Tesco Plunges After Warning of Profit Fall Due to Inflation

Tesco Plunges After Warning of Profit Fall Due to Inflation © Reuters.

 

Investing.com — Tesco (OTC:TSCDY) shares plunged to their lowest in six months on Wednesday after the U.K. grocery giant said operating profit will fall in the next 12 months as it battles to contain the effects of runaway inflation.

By 4:54 AM ET (0854 GMT), Tesco stock in London was down 5.6%, the second-worst performer in the benchmark FTSE 100 index, as the market fretted about its ability to offset higher input costs.

The company said it expects adjusted operating earnings, its preferred metric of profitability, to fall to as little as 2.4 billion pounds ($3.12 billion) over the 12 months through next March, due to an acceleration of investments to cut operating costs. Tesco’s ability to raise prices is constrained by intense competition, notably from German discounters Aldi and Lidl, and the company has stuck by its commitment to match Aldi’s prices on a list of 650 items.

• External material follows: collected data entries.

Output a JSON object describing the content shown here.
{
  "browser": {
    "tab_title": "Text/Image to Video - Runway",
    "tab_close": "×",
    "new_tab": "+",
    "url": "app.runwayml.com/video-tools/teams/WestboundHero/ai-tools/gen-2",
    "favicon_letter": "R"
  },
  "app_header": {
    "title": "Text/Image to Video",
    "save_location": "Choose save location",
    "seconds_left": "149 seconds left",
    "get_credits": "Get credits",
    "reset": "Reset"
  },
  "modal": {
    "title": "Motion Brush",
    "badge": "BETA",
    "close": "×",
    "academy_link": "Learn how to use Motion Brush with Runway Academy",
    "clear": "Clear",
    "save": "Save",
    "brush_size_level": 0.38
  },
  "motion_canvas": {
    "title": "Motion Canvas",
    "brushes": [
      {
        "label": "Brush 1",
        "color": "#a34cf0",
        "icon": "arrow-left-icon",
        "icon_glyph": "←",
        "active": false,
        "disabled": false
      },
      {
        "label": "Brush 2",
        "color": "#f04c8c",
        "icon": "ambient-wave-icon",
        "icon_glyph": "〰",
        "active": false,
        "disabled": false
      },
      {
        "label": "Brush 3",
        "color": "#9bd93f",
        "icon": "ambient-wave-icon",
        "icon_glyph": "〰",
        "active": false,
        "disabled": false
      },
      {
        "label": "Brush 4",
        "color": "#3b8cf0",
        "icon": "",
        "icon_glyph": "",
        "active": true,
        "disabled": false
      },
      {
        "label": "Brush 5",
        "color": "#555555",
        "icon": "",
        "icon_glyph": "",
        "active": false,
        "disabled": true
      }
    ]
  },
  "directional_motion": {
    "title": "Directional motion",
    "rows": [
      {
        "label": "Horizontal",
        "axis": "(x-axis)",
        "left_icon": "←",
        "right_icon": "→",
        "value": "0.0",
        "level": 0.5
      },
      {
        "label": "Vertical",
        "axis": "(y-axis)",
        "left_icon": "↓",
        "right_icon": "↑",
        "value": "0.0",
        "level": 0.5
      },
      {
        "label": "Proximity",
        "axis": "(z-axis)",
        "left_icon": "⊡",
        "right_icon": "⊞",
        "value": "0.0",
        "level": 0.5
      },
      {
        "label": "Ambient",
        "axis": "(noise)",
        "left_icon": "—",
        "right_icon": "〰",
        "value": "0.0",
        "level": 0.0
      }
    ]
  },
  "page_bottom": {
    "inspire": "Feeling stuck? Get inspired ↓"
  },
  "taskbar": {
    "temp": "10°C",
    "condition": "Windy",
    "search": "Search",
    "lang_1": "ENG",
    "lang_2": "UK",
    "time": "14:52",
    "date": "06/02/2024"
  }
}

“Clearly, the external environment has become more challenging in recent months,” Tesco chief executive Ken Murphy said in a statement. “Against a tough backdrop for our customers and with household budgets under pressure, we are laser-focused on keeping the cost of the weekly shop in check – working in close partnership with our suppliers, as well as doing everything we can to reduce our own costs.”

Adjusted operating profit for the year ended in March rose 58% to 2.83 billion pounds, supported by a strong economic rebound as the pandemic receded. That enabled Tesco to raise its full-year dividend by 19% to 10.9 pence. The supermarket chain now faces headwinds from the normalization of consumer spending in the coming year, as a population no longer locked down diverts more of its spending back to services.

Tesco’s results come on the same day that consumer inflation in the U.K. surged to a 30-year high of 7%, with prices rising 1.1% on the month alone, well ahead of expectations.

“Tesco has already pledged to increase staff wages in its efforts to retain service levels, raising salaries by 6%, while rising fuel prices are likely to increase the costs of maintaining its delivery and logistics operations,” CMC Markets analyst Michael Hewson said in a flash note.